Silver last month called for Biden to resign and allow Vice President Kamala Harris to take over until Donald Trump’s inauguration, questioning whether Biden remained “competent to be president.” Silver was also highly critical of Biden’s role in Harris’ election defeat, writing on his Substack newsletter, Silver Bulletin, that Trump’s victory was “mostly Biden’s fault.”
“Voters were smart enough to see through this s--t. I voted for Harris.
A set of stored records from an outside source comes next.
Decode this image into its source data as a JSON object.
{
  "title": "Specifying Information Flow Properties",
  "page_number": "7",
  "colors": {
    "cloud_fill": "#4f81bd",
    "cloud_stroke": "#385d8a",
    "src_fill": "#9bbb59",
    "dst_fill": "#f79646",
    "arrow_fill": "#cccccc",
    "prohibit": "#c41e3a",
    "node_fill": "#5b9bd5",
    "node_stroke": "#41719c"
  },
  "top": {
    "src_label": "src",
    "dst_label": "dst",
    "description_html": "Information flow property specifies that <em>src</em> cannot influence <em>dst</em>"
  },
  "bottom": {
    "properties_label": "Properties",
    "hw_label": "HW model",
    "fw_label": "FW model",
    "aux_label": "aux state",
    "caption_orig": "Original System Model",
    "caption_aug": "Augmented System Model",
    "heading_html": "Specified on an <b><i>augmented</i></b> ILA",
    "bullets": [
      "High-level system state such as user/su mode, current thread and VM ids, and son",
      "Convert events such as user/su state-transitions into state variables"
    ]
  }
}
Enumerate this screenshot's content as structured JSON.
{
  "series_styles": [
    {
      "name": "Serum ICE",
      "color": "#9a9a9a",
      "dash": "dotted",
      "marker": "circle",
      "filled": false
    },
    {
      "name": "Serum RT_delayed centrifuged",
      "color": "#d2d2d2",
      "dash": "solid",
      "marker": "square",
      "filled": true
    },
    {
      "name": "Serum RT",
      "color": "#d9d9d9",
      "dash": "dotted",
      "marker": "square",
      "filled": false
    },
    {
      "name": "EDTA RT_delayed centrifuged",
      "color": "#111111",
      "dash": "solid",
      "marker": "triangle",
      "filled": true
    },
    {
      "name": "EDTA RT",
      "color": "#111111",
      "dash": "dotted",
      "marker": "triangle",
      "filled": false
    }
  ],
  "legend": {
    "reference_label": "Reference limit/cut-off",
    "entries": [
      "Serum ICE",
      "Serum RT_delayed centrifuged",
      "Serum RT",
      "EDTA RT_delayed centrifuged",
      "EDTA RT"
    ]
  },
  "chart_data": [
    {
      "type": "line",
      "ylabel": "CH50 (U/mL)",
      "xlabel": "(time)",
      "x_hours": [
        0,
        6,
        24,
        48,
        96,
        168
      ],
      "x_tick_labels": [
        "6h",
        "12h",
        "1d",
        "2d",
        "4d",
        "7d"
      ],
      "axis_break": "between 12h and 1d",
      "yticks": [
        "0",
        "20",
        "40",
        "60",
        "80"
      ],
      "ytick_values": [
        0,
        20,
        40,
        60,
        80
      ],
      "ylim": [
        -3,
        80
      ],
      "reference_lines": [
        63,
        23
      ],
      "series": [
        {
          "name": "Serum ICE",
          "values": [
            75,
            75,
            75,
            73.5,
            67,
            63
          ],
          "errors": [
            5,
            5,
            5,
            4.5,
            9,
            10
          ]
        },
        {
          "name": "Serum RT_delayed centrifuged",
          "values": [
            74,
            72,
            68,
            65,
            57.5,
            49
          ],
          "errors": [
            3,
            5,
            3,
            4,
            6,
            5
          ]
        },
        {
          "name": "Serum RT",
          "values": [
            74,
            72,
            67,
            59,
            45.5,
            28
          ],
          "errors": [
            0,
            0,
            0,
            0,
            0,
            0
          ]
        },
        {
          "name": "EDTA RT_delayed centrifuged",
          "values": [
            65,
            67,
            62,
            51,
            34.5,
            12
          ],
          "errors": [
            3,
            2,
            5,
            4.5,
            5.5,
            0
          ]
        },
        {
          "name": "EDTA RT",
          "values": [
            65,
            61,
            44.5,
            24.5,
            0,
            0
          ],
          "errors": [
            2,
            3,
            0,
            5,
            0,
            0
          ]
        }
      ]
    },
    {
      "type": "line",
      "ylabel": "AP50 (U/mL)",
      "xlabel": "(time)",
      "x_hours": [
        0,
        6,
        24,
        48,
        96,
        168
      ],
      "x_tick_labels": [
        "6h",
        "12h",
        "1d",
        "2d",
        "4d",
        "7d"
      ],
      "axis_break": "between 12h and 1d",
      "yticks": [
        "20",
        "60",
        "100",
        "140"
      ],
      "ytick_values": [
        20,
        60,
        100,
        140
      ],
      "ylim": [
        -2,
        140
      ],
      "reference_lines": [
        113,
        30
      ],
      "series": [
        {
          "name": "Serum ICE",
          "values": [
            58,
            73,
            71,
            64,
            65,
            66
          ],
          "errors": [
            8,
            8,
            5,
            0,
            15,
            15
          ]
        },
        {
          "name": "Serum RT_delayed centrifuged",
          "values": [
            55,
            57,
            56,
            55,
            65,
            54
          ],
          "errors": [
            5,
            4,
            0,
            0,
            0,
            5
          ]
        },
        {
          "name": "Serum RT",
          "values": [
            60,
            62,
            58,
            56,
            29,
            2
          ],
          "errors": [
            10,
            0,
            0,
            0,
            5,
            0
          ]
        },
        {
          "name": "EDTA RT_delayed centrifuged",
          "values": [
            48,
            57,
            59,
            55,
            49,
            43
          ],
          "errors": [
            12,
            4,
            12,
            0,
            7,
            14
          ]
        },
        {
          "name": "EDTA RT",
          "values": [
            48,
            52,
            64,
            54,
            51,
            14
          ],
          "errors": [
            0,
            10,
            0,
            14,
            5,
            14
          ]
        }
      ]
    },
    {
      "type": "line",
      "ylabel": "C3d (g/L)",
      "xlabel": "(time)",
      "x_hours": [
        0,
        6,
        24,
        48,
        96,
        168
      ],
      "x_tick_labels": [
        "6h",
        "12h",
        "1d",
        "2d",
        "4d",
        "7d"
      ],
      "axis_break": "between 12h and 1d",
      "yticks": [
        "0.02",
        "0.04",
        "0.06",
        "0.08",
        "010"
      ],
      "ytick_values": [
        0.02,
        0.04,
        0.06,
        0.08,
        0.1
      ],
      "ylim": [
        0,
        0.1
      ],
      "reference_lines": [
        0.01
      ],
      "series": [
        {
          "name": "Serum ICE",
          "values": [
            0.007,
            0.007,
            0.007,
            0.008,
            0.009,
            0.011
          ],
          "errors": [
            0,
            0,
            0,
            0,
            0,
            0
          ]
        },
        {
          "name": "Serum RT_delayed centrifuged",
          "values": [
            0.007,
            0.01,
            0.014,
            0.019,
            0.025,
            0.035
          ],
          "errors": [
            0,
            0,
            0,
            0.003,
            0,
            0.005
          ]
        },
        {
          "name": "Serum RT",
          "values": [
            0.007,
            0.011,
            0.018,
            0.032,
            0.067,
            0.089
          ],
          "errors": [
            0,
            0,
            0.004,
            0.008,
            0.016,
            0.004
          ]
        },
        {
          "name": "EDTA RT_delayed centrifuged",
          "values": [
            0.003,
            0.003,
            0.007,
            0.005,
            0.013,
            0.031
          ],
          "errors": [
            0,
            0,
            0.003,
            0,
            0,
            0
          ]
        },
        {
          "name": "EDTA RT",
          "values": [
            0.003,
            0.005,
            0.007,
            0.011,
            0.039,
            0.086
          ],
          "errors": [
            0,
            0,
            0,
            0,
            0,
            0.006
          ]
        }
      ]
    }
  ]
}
But that’s why I believe in democracy more than I believe in the Democratic Party,” Silver wrote in his Twitter thread. “You’re not fooling anyone but yourselves.”
He also urged those defending the pardoning to “please stop thinking of yourself as a defender of ‘democracy’ or norms or the rule of law.”
“You’re just a garden-variety partisan dressing yourself up in sheep’s clothing. And voters are smart enough to see this even if you aren’t,” Silver wrote, pointing out that the White House “flagrantly lied” about Biden’s intention not to pardon Hunter even after the election.
Asked on Nov. 7—two days after Election Day—if Biden had “any intention” of pardoning Hunter, White House press secretary Karine Jean-Pierre answered: “We’ve been asked that question multiple times. Our answer stands, which is no.”
Silver said he “could be persuaded if you wanted to tell me that politics is just bloodsport,” but “these people are convinced of their own moral superiority when anyone with half a clue knows otherwise.”
“I’m not saying this is going to be the decisive issue of 2026/28 etc.,” he added, referring to upcoming midterm and presidential elections. “Probably second tier. But both the ethically *and politically* correct behavior is to call it out. Stop being so afraid of your own shadow.”
Biden is not the first president to use executive power to pardon a family member. Trump, at the end of his first term, pardoned Charles Kushner—the father of Trump’s son-in-law Jared Kushner—who in 2004 pleaded guilty to 16 counts of tax evasion, one count of lying to the Federal Election Commission, and one count of retaliating against a cooperating witness.
The cooperating witness was his own sister. Kushner admitted as part of his plea that he’d hired a sex worker to seduce his brother-in-law, arranged for the encounter to be filmed, and then had the tape to be sent to his sibling. Trump on Saturday announced that he’d picked Charles Kushner to serve as U.S. ambassador to France.
In 2001, Bill Clinton also pardoned a family member—his half-brother, Roger Clinton. The son of the then-president’s mother and stepfather, Roger Clinton had pleaded guilty in 1985 to selling cocaine to an undercover cop and was locked up for a year. The pardon helped to clear his criminal record, according to The Washington Post.